Most of us are that severely bastardised. My cultural influences are mostly British, partly Dutch and a little American (born in 1980: MTV, right?). I would be offended if someone I didn't know called me a **** but if they called me a half Dutch **** I'm not sure I'd be able to care. I am aware that Jews have suffered at the hands way more than the half-Dutch btw, so even though that sounded facetious, it was not supposed to.
I'm not entirely sure what I'm trying to say here Other than don't be offended by what people say about your people's place on the spectrum of ethnicity, heredity, culture, tradition, place and religion. Be offended by what they say about you. I know that wouldn't have worked in Europe in 1939 (for the record my Dutch Grandfather was killed by the Nazis for hiding from the Nazis even though he wasn't Jewish, it annoys me that I'm even feeling the need to say that. Why?) but this isn't then. I'm aware that people are still abused terribly for being jewish.

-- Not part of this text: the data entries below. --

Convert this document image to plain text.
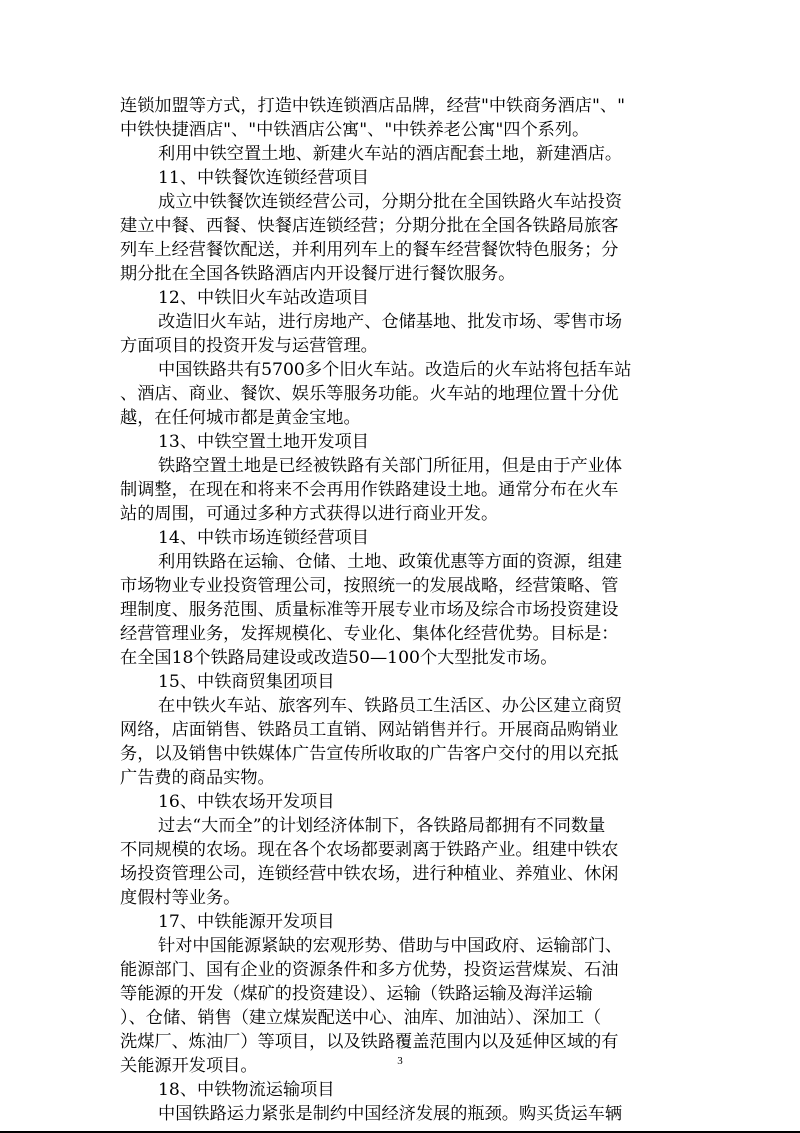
连锁加盟等方式，打造中铁连锁酒店品牌，经营"中铁商务酒店"、"
中铁快捷酒店"、"中铁酒店公寓"、"中铁养老公寓"四个系列。
利用中铁空置土地、新建火车站的酒店配套土地，新建酒店。
11、中铁餐饮连锁经营项目
成立中铁餐饮连锁经营公司，分期分批在全国铁路火车站投资
建立中餐、西餐、快餐店连锁经营；分期分批在全国各铁路局旅客
列车上经营餐饮配送，并利用列车上的餐车经营餐饮特色服务；分
期分批在全国各铁路酒店内开设餐厅进行餐饮服务。
12、中铁旧火车站改造项目
改造旧火车站，进行房地产、仓储基地、批发市场、零售市场
方面项目的投资开发与运营管理。
中国铁路共有5700多个旧火车站。改造后的火车站将包括车站
、酒店、商业、餐饮、娱乐等服务功能。火车站的地理位置十分优
越，在任何城市都是黄金宝地。
13、中铁空置土地开发项目
铁路空置土地是已经被铁路有关部门所征用，但是由于产业体
制调整，在现在和将来不会再用作铁路建设土地。通常分布在火车
站的周围，可通过多种方式获得以进行商业开发。
14、中铁市场连锁经营项目
利用铁路在运输、仓储、土地、政策优惠等方面的资源，组建
市场物业专业投资管理公司，按照统一的发展战略，经营策略、管
理制度、服务范围、质量标准等开展专业市场及综合市场投资建设
经营管理业务，发挥规模化、专业化、集体化经营优势。目标是：
在全国18个铁路局建设或改造50—100个大型批发市场。
15、中铁商贸集团项目
在中铁火车站、旅客列车、铁路员工生活区、办公区建立商贸
网络，店面销售、铁路员工直销、网站销售并行。开展商品购销业
务，以及销售中铁媒体广告宣传所收取的广告客户交付的用以充抵
广告费的商品实物。
16、中铁农场开发项目
过去“大而全”的计划经济体制下，各铁路局都拥有不同数量
不同规模的农场。现在各个农场都要剥离于铁路产业。组建中铁农
场投资管理公司，连锁经营中铁农场，进行种植业、养殖业、休闲
度假村等业务。
17、中铁能源开发项目
针对中国能源紧缺的宏观形势、借助与中国政府、运输部门、
能源部门、国有企业的资源条件和多方优势，投资运营煤炭、石油
等能源的开发（煤矿的投资建设）、运输（铁路运输及海洋运输
）、仓储、销售（建立煤炭配送中心、油库、加油站）、深加工（
洗煤厂、炼油厂）等项目，以及铁路覆盖范围内以及延伸区域的有
关能源开发项目。
18、中铁物流运输项目
中国铁路运力紧张是制约中国经济发展的瓶颈。购买货运车辆
3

The reason I think David Baddiel is wrong about the word 'yid' is that Spurs fans singing it from the rooftops shits all over the the word: it says "fuck you" to all those idiots who think they want to slag off Jews even though they don't really know what Jews are. But it also says: "we're not really Jews so go fuck yourselves even though we don't know really know what Jews are". It detracts from the concept of race, ethnicity, religion etc... It epitomises the insanity of 'us' in general
But, anyway...happy new year. I'm quite pissed.